Early on in Sunday’s Game 7 between the Raptors and Sixers, TNT announcer Kevin Harlan deemed the winner-take-all matchup one that “only a mother could love,” a reference to the horrendous shooting display the teams put on in the early going.
Somewhat surprisingly, Kawhi Leonard — arguably the best player of this postseason so far, who came into Game 7 averaging 34 points and shooting 57 percent for the series — was part of the lackluster shot-making for a considerable chunk of the game. The Toronto star logged an uncharacteristically high volume, taking 30 shots through three quarters,1 making only 10.
But then came the fourth period, and with it Leonard’s miraculous game-winning shot that, by bouncing off the rim four times before falling into the basket, not only saved Toronto’s season, but also could set off a chain of events that may alter the NBA landscape.
From ABC News:
We should be clear here: Leonard wasn’t shooting well during the first three quarters, but his struggles stemmed from Philadelphia finally putting its foot down and aggressively pressuring him, sometimes sending an early double-team at him to either force the ball out of his hands or force him to shoot over two defenders at once. (We wrote earlier in the series that the Sixers would likely try that strategy at some point, given that Leonard ranked as the NBA’s least-efficient wing player when he was blitzed or trapped in pick-and-roll plays.)
Beyond that, there were many possessions on Sunday during which the other four Raptors simply didn’t have much going when Kawhi wasn’t taking matters into his own hands. Yes, Kyle Lowry made several hustle plays (particularly on the offensive glass) that stood out. And Serge Ibaka, with his 17 points on 10 shots, was an enormous help. But Leonard still had an outsize amount of weight on his shoulders from an offensive standpoint. And as such, he looked to shoot more than normal, with his usually sparkling efficiency taking a hit because of it.
But similar to Stephen Curry — who was objectively awful in the first halves of Games 5 and 6 against Houston this past week before going scorched earth in the final periods — Leonard saved his best for last on Sunday. After logging a 4-of-14 third quarter, Leonard drilled 6 of 9 attempts for 15 points in the fourth. He ultimately finished with 41 points on the day.

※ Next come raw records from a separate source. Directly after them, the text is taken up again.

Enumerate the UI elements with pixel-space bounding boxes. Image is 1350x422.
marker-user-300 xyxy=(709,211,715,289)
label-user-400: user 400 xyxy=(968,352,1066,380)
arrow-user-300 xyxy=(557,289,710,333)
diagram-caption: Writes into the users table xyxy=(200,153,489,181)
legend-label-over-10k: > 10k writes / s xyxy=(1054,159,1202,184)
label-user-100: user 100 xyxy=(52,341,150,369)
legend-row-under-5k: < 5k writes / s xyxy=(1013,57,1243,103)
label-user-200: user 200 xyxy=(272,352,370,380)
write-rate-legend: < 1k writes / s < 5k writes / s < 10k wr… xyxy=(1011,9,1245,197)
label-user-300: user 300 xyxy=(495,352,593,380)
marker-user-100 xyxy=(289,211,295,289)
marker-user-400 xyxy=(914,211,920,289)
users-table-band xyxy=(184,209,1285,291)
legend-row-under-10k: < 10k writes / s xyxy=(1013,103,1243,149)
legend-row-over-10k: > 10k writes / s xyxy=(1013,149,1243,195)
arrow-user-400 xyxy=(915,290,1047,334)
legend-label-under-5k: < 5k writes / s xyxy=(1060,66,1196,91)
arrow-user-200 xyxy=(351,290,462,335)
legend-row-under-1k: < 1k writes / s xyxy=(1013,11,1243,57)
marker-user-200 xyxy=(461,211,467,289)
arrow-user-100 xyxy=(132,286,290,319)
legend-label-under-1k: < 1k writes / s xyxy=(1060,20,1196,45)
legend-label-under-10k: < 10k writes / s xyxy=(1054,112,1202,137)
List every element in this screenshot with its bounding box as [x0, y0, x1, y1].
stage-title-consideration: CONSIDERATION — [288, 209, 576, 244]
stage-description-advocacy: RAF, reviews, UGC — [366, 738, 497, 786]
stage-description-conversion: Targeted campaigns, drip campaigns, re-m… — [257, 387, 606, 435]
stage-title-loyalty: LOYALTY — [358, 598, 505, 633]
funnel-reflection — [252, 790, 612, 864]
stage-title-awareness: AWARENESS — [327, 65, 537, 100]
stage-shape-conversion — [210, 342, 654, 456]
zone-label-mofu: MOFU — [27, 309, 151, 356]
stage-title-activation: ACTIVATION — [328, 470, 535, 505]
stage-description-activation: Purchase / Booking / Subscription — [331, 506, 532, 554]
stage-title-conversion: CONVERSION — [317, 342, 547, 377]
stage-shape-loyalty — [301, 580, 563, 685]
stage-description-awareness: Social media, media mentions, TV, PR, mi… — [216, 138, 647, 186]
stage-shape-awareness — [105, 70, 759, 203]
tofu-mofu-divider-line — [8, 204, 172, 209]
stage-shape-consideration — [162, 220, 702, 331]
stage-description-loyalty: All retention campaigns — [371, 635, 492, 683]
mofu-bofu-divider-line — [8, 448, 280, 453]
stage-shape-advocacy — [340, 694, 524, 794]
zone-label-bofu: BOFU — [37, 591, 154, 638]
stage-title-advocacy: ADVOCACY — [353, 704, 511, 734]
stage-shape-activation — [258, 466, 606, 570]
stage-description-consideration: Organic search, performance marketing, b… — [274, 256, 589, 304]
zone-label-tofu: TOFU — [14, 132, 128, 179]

Of course, no shot was bigger than the rainbow-arcing 21-footer that caught every part of the iron, which will be talked about in Toronto — and across the league — for years to come. To give the show some context, it was the first Game 7 buzzer-beater in NBA playoff history.
The attempt had no business going in, with Leonard completely off-balance, falling far to his right in the corner as he let the ball go. He said he lofted the shot as high as he could to get it over the outstretched arm of center Joel Embiid, who contested the jumper. When the shot fell through, the usually stoic Leonard was shouting and ecstatic, while Embiid, generally loud and brash, was reduced to tears after playing through various illnesses this series just to come up short.
Recency bias might lead some to say this shot was more impressive than the 37-footer that Damian Lillard knocked in to eliminate the Oklahoma City Thunder. It almost certainly wasn’t.
Leonard’s shot had a high degree of difficulty because of the Embiid contest, but it was still a long 2-pointer from the corner. Second Spectrum, which tracks a shot’s probability,2 gave Leonard’s try a 32.1 percent chance of going down. By contrast, Second Spectrum data suggests that the average player would hit Lillard’s buzzer-beating attempt only 12.6 percent of the time.
But there’s an argument to be made that Leonard’s shot could end up affecting the league more, at least in the near future. For one, reports say that Sixers coach Brett Brown’s job could potentially be on the line now as a result of the series loss. That, on the surface, seems utterly ridiculous given how close the Sixers were to advancing. Philadelphia’s starters got only 10 regular-season games together and pieced together good net ratings against the Raptors in this latest series. The real problem with the club — which went all-in this season with two huge midseason trades — is its lack of depth.3
But Leonard’s game-winner also has to make a club like the Clippers — a team flush with cap space that is fully expected to pursue Kawhi this summer in free agency — wince. By no means would a single shot kill Los Angeles’s chance of making a pitch to Leonard, but conventional wisdom would suggest that the further the Raptors go in the playoffs, the more likely they’ll be able to persuade Leonard to stay north of the border. (But truthfully, no one knows what will motivate Leonard most. After all, he wanted out of a competitive San Antonio team.)
The next series, the Eastern Conference finals against the Bucks, will present even tougher questions for Leonard and the Raptors because of Milwaukee’s athleticism. MVP favorite Giannis Antetokounmpo might be more equipped to guard Kawhi than anyone in the NBA. But on at least one night — a night that seemed to finally squash the Raptors’ postseasons anxieties for good — Leonard and his team could bask in the glow of a historic shot that found its way in after four of the friendliest bounces off the rim that you’ll ever see.